This is all easy if your words are the same length. It gets harder when you have variable word lengths.
Hope this helps.
try this? wrote:
VBA
Yes, for some stupid reason it's not a built in function. You have to use VBA and store it in the PERSONAL.xlsb workbook for later use.
Function Reversestr(str As String) As String
Reversestr = StrReverse(Trim(str))
End Function
To use the formula on cell A1, the formula would be.
=PERSONAL.XLSB!Reversestr(A1)
I am trying to picture this. What are your starting with and wanting to end with?
The question is imprecise.
Is string length and/or number of words predictable or bounded? If so, what are those defining parameters?
Are you looking to reverse word order in a sentence, reverse the entire string, or reverse words while preserving order, or?
Example: If the input cell were "letsrun mods are no fun" would desired output be:
a) "fun no are mods letsrun", or
b) "nuf on era sdom nurstel", or
c) "nurstel sdom era on nuf", or
d) ?
If there isnt a huge amount of words in each cell then here is an easy way:
Use text to columns to separate all words into their own column, then use concatenate (super simple formula to learn if you've never used it) to re-append them in reverse order.
Ernest wrote:
The question is imprecise.
Is string length and/or number of words predictable or bounded? If so, what are those defining parameters?

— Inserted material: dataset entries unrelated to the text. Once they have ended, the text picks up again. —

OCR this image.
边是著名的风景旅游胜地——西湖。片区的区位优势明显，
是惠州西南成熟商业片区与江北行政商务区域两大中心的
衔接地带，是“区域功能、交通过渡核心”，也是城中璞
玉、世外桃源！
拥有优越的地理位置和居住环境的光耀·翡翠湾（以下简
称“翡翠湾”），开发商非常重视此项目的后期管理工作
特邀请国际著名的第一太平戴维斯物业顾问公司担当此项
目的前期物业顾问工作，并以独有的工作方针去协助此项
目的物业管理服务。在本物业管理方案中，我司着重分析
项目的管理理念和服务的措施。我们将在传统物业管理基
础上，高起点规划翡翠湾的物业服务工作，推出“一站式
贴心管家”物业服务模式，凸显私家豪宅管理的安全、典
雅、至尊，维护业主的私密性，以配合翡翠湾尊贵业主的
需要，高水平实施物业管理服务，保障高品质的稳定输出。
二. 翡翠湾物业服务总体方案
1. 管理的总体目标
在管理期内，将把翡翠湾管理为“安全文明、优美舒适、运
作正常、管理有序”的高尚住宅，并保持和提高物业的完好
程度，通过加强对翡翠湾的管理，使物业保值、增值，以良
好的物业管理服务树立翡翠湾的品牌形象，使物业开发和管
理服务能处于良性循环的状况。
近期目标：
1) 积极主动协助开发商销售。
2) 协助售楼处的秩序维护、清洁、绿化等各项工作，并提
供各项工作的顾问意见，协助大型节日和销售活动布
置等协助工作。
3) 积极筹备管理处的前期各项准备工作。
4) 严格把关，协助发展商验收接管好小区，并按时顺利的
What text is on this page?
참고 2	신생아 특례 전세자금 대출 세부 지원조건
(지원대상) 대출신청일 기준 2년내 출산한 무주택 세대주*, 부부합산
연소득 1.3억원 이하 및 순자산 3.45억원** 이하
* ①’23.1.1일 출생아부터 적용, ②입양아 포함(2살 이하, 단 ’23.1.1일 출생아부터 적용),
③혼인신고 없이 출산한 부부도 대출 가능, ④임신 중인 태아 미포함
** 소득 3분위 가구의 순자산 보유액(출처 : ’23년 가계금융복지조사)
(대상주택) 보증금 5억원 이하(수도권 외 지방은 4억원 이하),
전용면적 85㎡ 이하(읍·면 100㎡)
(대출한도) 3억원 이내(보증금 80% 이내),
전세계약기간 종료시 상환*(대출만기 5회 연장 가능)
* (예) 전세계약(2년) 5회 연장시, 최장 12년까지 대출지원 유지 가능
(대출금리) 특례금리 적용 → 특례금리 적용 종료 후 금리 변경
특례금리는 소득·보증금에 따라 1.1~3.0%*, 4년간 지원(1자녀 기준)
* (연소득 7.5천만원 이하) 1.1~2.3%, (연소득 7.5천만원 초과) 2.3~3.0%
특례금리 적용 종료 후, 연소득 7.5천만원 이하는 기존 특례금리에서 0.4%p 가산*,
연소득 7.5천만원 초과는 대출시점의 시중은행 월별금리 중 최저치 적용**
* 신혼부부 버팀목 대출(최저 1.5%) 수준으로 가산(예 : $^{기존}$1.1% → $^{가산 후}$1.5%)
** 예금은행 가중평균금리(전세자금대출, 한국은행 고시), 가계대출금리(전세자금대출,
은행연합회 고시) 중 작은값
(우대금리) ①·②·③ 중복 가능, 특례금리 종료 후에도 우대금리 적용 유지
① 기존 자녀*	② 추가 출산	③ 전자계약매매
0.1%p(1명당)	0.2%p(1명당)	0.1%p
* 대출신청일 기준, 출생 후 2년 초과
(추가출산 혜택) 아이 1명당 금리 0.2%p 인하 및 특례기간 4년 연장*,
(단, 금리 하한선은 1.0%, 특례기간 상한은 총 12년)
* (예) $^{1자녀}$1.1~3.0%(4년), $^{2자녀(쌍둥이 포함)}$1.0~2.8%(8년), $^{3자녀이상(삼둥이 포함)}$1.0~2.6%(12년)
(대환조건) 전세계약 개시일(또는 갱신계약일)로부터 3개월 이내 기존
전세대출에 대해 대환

Are you looking to reverse word order in a sentence, reverse the entire string, or reverse words while preserving order, or?
Example: If the input cell were "letsrun mods are no fun" would desired output be:
a) "fun no are mods letsrun", or
b) "nuf on era sdom nurstel", or
c) "nurstel sdom era on nuf", or
d) ?
a) "fun no are mods letsrun".
If number of words in the input string is predictable or reasonably finite, a single-cell Excel formula can be written to accomplish reversal. This involves nested string manipulation and parsing, using FIND, LEN, MID, RIGHT, LEFT and "&" for concatonation. A computational scratch area for multiple formulae makes this is simpler.
Anyway you slice it, this is messy and increasingly unweildly using native Excel functions.
To perform word re-ordering for an input string with a large and/or uncertain number of words, you need to use a conditional loop - and that requires a custom VBA function (which Excel supports).